Saturday, February 21, 2015

History Repeats Itself
in More Ways Than One

In the loops and cycles of time - everything repeats in patterns based on the duality of reality - forever seeking balance yet destined to never find and maintain it until the end. It's all about algorithms and the architecture of creation appearing to evolve in time and yet always the same. Sacred Geometry

As is Above, So it Below The Emerald Tables of Thoth the architect of our reality.

Then there was Quetzalcoatl - one and the same god - with a recycled platform.

Ancient and modern cities aren't so different   PhysOrg - February 21, 2015
Despite notable differences in appearance and governance, ancient human settlements function in much the same way as modern cities, according to new findings by researchers at the Santa Fe Institute and the University of Colorado Boulder. Previous research has shown that as modern cities grow in population, so do their efficiencies and productivity. A city's population outpaces its development of urban infrastructure, for example, and its production of goods and services outpaces its population. What's more, these patterns exhibit a surprising degree of mathematical regularity and predictability, a phenomenon called "urban scaling."

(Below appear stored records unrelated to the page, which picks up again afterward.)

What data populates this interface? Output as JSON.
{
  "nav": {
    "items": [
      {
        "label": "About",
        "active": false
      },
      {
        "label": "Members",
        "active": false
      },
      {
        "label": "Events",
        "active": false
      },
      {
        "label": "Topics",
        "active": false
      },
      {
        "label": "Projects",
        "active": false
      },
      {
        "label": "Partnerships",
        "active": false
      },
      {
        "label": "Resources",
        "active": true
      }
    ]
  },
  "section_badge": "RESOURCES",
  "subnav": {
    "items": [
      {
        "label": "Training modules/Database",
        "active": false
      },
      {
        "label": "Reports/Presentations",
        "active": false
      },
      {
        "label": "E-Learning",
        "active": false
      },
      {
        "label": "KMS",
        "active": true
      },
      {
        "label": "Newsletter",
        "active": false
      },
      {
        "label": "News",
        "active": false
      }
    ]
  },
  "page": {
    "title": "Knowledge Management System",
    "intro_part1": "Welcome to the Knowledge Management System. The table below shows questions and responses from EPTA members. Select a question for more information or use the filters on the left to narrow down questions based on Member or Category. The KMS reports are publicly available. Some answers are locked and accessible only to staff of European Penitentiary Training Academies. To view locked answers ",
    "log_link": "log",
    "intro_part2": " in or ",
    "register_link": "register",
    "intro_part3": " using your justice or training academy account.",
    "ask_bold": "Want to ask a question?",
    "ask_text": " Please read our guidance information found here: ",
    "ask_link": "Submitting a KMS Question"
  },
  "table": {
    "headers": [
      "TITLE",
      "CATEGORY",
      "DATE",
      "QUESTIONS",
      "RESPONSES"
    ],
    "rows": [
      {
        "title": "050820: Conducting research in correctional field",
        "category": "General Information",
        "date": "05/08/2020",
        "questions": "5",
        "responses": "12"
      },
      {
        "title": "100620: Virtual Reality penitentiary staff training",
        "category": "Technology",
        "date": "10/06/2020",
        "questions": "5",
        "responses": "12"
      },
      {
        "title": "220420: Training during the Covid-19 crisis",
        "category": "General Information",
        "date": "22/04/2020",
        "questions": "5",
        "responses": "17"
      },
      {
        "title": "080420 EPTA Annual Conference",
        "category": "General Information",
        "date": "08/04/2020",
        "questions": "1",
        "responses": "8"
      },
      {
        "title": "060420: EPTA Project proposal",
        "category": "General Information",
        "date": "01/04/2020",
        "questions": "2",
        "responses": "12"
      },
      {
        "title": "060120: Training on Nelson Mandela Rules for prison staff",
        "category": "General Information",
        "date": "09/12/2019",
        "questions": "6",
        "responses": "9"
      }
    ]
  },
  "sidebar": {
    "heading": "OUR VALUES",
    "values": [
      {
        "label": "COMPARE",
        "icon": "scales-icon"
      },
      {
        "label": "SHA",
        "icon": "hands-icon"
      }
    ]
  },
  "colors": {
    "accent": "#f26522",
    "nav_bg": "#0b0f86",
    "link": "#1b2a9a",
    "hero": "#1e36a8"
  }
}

History Repeats Itself: Ancient Cities Grew Much Like Modern Ones   Live Science - February 21, 2015
Before Spanish conquistador Hernan Cortes destroyed the Aztec capital Tenochtitlan in 1521, he marveled at its impressive size and wealth. In a letter to his king, he wrote that the city was as big as Seville or Cordoba back home. Tenochtitlan had boulevards, bustling markets, canals, courthouses and temples. The Aztecs didn't model their capital after a European city, but what Cortes saw was remarkably familiar.

Sure, each city has its own local quirks, architecture, language and cuisine. But recently, some theoretical scientists have started to find there are universal laws that shape all urban spaces. A new study suggests the same mathematical rules might apply to ancient settlements, too. Using archaeological data from the ruins of Tenochtitlan and thousands of other sites around it in Mexico, researchers found that private houses and public monuments were built in predictable ways.